Es que es increíble lo internalizado que tenemos eso de que siendo adultos debemos dejar de lado todo rasgo infantiloide. En ese caso, es bueno ser pendejo e inmaduro. En el caso que expongo, sus señorías, considero que simplemente es bueno ser. Ser como uno quiera, lo cual es bien dificil. No lo niego. Sólo no me gusta eso de que debo traicionar mis ideales, mis sueños, cederlos para conformarme. No estoy dispuesto a hacer ni ahora ni cuando tenga una mitad de siglo. Mis sueños son lo único que no me pueden arrebatar, y soltarlos nunca, porque entiendo que son lo que realmente poseo, lo que realmente me es íntimo, lo que realmente me convierte en un ser humano. Abandonarlos nunca, porque no son una etapa, son yo. Me conforman y me atraviesan, me construyen y deconstruyen. Me forman, son parte de mi. Son mi, son yo. Renunciar a ellos sería como renunciar a mi mismo. Cambiarme por otro. Perderme.

Homogeneizarme nunca, porque soy parte de un pueblo que, para serlo, debe ser diverso. Si no, somos soldados de un sistema mal oliente, repugnante. Si hay algo desde donde puedo hacerle frente y ganar, es en mi cuerpo, en mi mente, y esa trinchera no la pienso abandonar.

¿Qué se creen al aconsejarme el abandono a mi mismo?
Sólo se lo permito a lxs zen. Los demás, sólo patudxs.

julio 26, 2011

De esos reencuentros propios pueriles

En mi tiempo solo, me he dado cuenta de que realmente lo disfruto.
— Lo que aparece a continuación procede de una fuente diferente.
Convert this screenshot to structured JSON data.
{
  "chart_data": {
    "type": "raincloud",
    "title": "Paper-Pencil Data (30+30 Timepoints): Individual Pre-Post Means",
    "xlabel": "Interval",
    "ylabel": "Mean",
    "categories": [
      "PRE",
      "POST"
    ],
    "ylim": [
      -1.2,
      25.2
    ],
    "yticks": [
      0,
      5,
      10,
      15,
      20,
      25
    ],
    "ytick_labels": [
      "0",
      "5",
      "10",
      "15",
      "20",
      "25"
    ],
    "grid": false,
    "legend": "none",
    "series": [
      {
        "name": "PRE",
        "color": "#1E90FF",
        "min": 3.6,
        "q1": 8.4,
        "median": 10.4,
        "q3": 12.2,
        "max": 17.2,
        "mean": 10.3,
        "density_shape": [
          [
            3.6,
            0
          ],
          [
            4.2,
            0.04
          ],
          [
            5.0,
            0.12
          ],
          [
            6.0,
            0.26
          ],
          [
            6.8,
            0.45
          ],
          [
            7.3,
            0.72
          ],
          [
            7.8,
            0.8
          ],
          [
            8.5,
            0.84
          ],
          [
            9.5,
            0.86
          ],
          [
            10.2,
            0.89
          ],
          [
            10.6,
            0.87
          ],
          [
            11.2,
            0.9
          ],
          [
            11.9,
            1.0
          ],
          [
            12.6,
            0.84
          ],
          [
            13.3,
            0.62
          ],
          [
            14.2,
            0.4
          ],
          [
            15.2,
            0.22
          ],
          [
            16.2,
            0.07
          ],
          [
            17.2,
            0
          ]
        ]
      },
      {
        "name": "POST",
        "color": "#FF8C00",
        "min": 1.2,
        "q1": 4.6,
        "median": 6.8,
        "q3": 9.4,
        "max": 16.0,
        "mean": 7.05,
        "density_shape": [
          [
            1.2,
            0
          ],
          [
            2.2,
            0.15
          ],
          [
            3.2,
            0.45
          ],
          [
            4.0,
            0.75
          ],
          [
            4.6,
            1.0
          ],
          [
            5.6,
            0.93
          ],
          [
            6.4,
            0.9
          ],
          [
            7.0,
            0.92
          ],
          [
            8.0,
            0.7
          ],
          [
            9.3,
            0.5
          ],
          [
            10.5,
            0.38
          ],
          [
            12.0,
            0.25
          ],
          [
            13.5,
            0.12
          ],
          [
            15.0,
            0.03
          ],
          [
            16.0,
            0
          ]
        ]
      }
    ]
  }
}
Y es que no es esa soledad desgarradora, porque estoy lleno de gentes que me desmuestran cariñito, de ese que a uno le falta de vez en cuando.

Es más, he estado recurrentemente gustando de aquí para allá, como si lo que me entretuviera ya no fuese solo dar un beso, o tocar quizás donde a quizás quien. No. Ya lo que me resulta divertido está pasando a ser un sentimiento, ese que te hace darle vueltas a las facciones de aquél ser humano toda una tarde. De ese que después de escuchar una canción bonita te deja una melancolía de la que no te acordabas. Hacía tiempo no me gustaba nadie, hacia bastante tiempo, y ha sido genial darme cuenta de que hay personas que realmente valen la pena conocer.

Más encima la atracción es hasta intelectual, en algunos casos. En uno, principalmente, lo cual me llena de satisfacciones.

Más encima a uno le vienen como esas incertidumbres pueriles acerca de la reciprocidad o cuanta cosa de quinceañero.

Más encima hay un desliz imaginario que tiene su propio desliz.

Bleh, si igual nomá que no hace menos bacán toda esta última ola de visceralidades. Es como el reencuentro con varias sensaciones que tenía perdidas y todo eso que ya he dicho. Me dan hartas ganas de repetirlo, porque es despampanante toparse con trapos así de viejos.

Me quiero puro alargar... Pero hay que ver como sigue todo. Como sigo yo mismo con todo.